Arkadiusz Jakubik jako lokalny żerca-alkoholik, który zamiast modłów do Swaroga, częściej składa ofiary z kozy i bimbru. Bartłomiej Topa jako niepiśmienny woj, co kradnie, kłamie, r*cha i jeszcze tłumaczy to “duchem przodków”. Kinga Preis jako silna słowianka, która ogarnia chatę, dzieci i bitwę, zanim wypije pierwszy dzban miodu pitnego.
Smarzowski po raz kolejny udowadnia, że gdzie Polacy — tam spirytus, seks, przemoc i korupcja — nawet jeśli jeszcze nie wynaleziono pieniędzy, a główną walutą są skóry i kość słoniowa.
Film trwa trzy godziny, a po dziesięciu minutach już wiesz, że wszyscy są zepsuci do szpiku kości i nikt nie wyjdzie z tego czysty. Nawet koń. Szczególnie koń.
To powinno być tematem dzisiejszej matury. Zdałeś
Nie kon, tylko tarpan. Ostatni tarpan, zapil sie na smierc widzac stan narodu slowianskiego.
Ewentualnie strzelil sobie w glowe z luku (majac 3 promile we krwi), dla wiekszego dramatyzmu.
Państwo polskie zaczęło się od tego jak w 966 narzucono nam pewnego pajaca, po tym jak wcześniej spalono setki wiosek, zamordowano tysiące mężczyzn, zgwałcono tysiące kobiet i dzieci. I to się dzisiaj nazywa "chrzest Polski". I niektórzy kretyni te gwałty i morderstwa, po tysiącu latach, świętują. Serio :D
Może Smarzol pokaże jaka to jest tępawa hipokryzja?

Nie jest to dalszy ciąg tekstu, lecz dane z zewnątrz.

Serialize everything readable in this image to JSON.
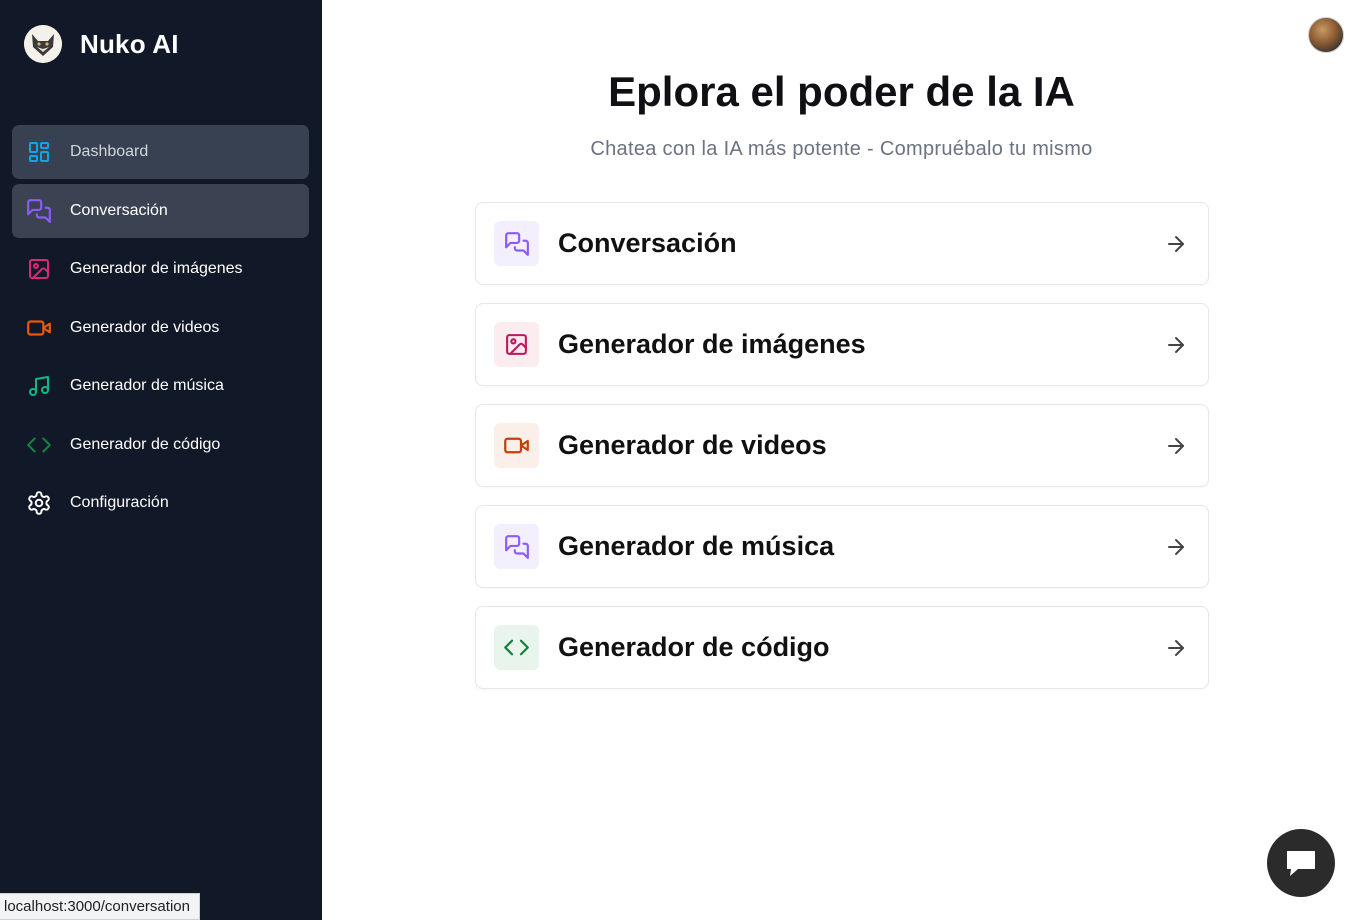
{
  "app": {
    "name": "Nuko AI"
  },
  "sidebar": {
    "items": [
      {
        "label": "Dashboard",
        "icon": "dashboard-icon",
        "color": "#0ea5e9"
      },
      {
        "label": "Conversación",
        "icon": "message-square-icon",
        "color": "#8b5cf6"
      },
      {
        "label": "Generador de imágenes",
        "icon": "image-icon",
        "color": "#db2777"
      },
      {
        "label": "Generador de videos",
        "icon": "video-icon",
        "color": "#ea580c"
      },
      {
        "label": "Generador de música",
        "icon": "music-icon",
        "color": "#10b981"
      },
      {
        "label": "Generador de código",
        "icon": "code-icon",
        "color": "#15803d"
      },
      {
        "label": "Configuración",
        "icon": "settings-icon",
        "color": "#ffffff"
      }
    ]
  },
  "main": {
    "title": "Eplora el poder de la IA",
    "subtitle": "Chatea con la IA más potente - Compruébalo tu mismo",
    "cards": [
      {
        "label": "Conversación",
        "icon": "message-square-icon",
        "color": "#8b5cf6",
        "bg": "#f3efff"
      },
      {
        "label": "Generador de imágenes",
        "icon": "image-icon",
        "color": "#be185d",
        "bg": "#fbecef"
      },
      {
        "label": "Generador de videos",
        "icon": "video-icon",
        "color": "#c2410c",
        "bg": "#fbefe9"
      },
      {
        "label": "Generador de música",
        "icon": "message-square-icon",
        "color": "#8b5cf6",
        "bg": "#f3efff"
      },
      {
        "label": "Generador de código",
        "icon": "code-icon",
        "color": "#15803d",
        "bg": "#e8f4ec"
      }
    ]
  },
  "status_bar": {
    "url": "localhost:3000/conversation"
  }
}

Biedaku. gdyby nie ten "pajac" nie byłoby cie dzisiaj na świecie.
Gdzie są Prusowie, gdzie Słowianie Połabscy. Chrzest Polski dał szanse na rozwój cywilizacyjny tych ziem. Tylko naprawdę idiota może to kwestionować.

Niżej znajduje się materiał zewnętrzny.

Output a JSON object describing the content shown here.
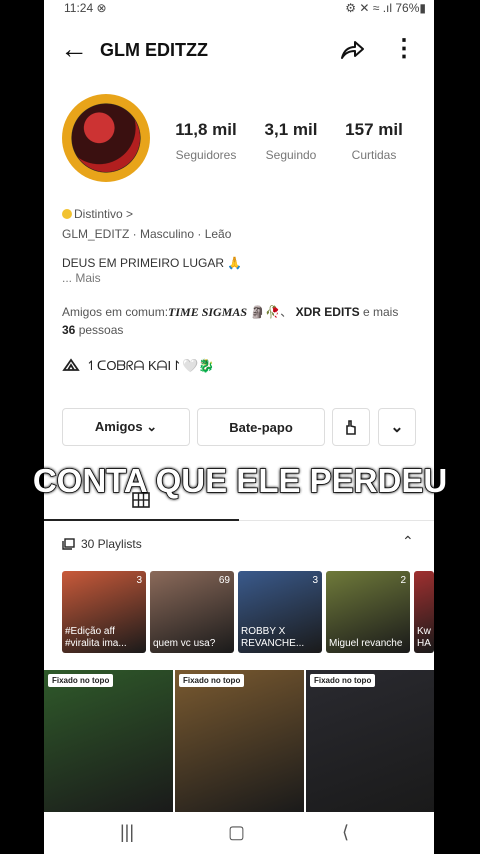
{
  "status": {
    "time": "11:24 ⊗",
    "right": "⚙ ✕ ≈ .ıl 76%▮"
  },
  "header": {
    "username": "GLM EDITZZ"
  },
  "stats": [
    {
      "value": "11,8 mil",
      "label": "Seguidores"
    },
    {
      "value": "3,1 mil",
      "label": "Seguindo"
    },
    {
      "value": "157 mil",
      "label": "Curtidas"
    }
  ],
  "bio": {
    "badge": "Distintivo >",
    "meta": "GLM_EDITZ · Masculino · Leão",
    "line1": "DEUS EM PRIMEIRO LUGAR 🙏",
    "more": "... Mais"
  },
  "friends": {
    "prefix": "Amigos em comum:",
    "name1": "TIME SIGMAS",
    "sep": " 🗿🥀、",
    "name2": "XDR EDITS",
    "suffix": " e mais",
    "count": "36",
    "count_suffix": " pessoas"
  },
  "link_text": "↿ᑕOᗷᖇᗩ KᗩI↾🤍🐉",
  "buttons": {
    "friends": "Amigos ⌄",
    "chat": "Bate-papo"
  },
  "overlay": "CONTA QUE ELE PERDEU",
  "playlists": {
    "header": "30 Playlists",
    "items": [
      {
        "count": "3",
        "title": "#Edição aff #viralita ima...",
        "color": "#c95a3a"
      },
      {
        "count": "69",
        "title": "quem vc usa?",
        "color": "#8b6a5a"
      },
      {
        "count": "3",
        "title": "ROBBY X REVANCHE...",
        "color": "#3a5a8c"
      },
      {
        "count": "2",
        "title": "Miguel revanche",
        "color": "#6f7a3a"
      },
      {
        "count": "",
        "title": "Kw HA",
        "color": "#a03030"
      }
    ]
  },
  "videos": [
    {
      "pin": "Fixado no topo",
      "color": "#2f5a2a"
    },
    {
      "pin": "Fixado no topo",
      "color": "#7a5a30"
    },
    {
      "pin": "Fixado no topo",
      "color": "#2a2a30"
    }
  ]
}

Marzyłoby mi się coś w stylu 13 wojownika tylko, że ze słowianami zamiast wikingów, bizantyńczykiem zamiast araba i nawiązaniem do polskich legend zamiast Beowulfa.
Prosta, przyjemna, momentami podniosła opowieść bawiąca się realiami słowiańszczyzny z tuż przed państwa Mieszka.
A co najważniejsze - dobrze wykonana od strony technicznej, kostiumowej i aktorskiej. Bez porywania się z motyką na słońce jak w przypadku Bitwy pod Wiedniem ale za to jakościowo.
Trochę taki nasz polskich The Northman.
Mam nadzieję, że nie będzie to moskiewska rzygowina o "Wielkiej Lechii"
W sumie trochę dziwne, że akurat jakiś film o Słowianach ma być najdroższy w historii Polski. Ja się nie znam na historii, ale z tego co pamiętam to Słowianie to były chyba jakieś zwykłe bobrołaki mieszkające w dziurach w ziemi, albo jakichś lepiankach z gliny i słomy. Co tam więc może być takiego drogiego w tym filmie? Smoki?
A ja bym chciał aby ktoś zekranizował "Dzikowy skarb". Może być w formie filmu lub serialu.